CEYRANI KESTİLER MİLLETİ MAHVETTİLER

Konu siyaset olunca Niğde’nin son günlerde çok gündeme gelen bütün çiftçilerin ortak sorunu olan elektrik konusuna da değinen Sedat Özer; “Bir Anadolu’ya mı ait bu ceyran(elektrik) parası? Biz doğulularla çalıştık bize diyorlar ki siz enayisiniz, bizim evimizin her yerinde ceyran vardır her yerde kullanırız ama ceyran parası ödemeyiz diyorlar ve enayi olduğumuzu söylüyorlar” diye isyan ediyor. Bu yıl gücü yetmeyipte ceyran parasını ödeyemeyenlerin ceyranını kestiler milleti mahvettiler diyen Mustafa Solmaz; “Patates düştü, millet elektrik olmadığından ekip dikemedi de maalesef. Ama bence seçimlerde yine Erdoğan alır. Barış süreci çıkardılar amacını ben bilmiyorum. Vekiller bile bilmiyor. Biz nerden bilelimki. Bilen varsa bize anlatsın bu konuyu, biz bilmiyoruz nasıl olacak” dedi.

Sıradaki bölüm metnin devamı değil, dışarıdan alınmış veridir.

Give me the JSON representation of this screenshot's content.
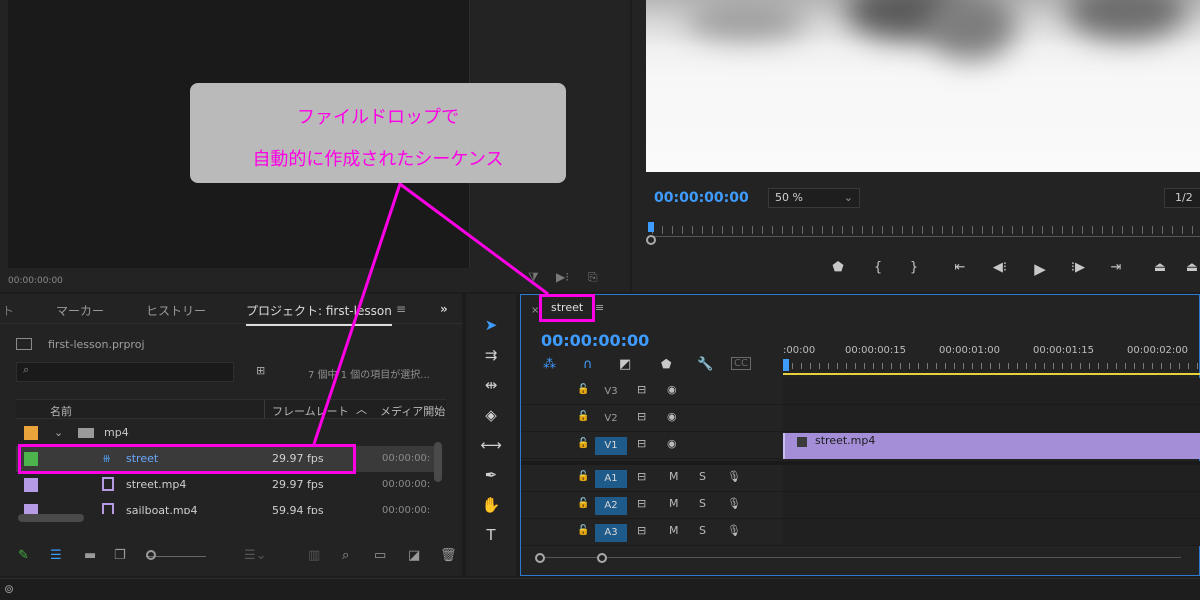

Yoldan geçen bir araç duruyor ve mantara müşteri oluyor. Müşteri takılıyor Sedat ve Mustafa amcaya kurtlu bu mantarlar diye. Sedat amcada “Hediyesi kıyması biz kıymayı içinde veriyoruz” diyerek latife ediyor. İki poşet mantarı bizim orada bulunduğumuz sürede satan köylülerden bereketli bir gün dileyerek ve ateşte pişmiş çayın renginin güzelliğine hayran olarak ayrılıyoruz. Niğde’nin güzel insanlarının nerde olursa olsun her konuda fikri bilgisi olduğunu görmek bizi mutlu ediyor. Bu güzel insanlardan ayrılırken biraz hüzün birazda mutluluk duyarak ve bu güzelliği görmemiz için fırsat veren Allaha şükrederek Niğde’ye doğru yol alıyoruz.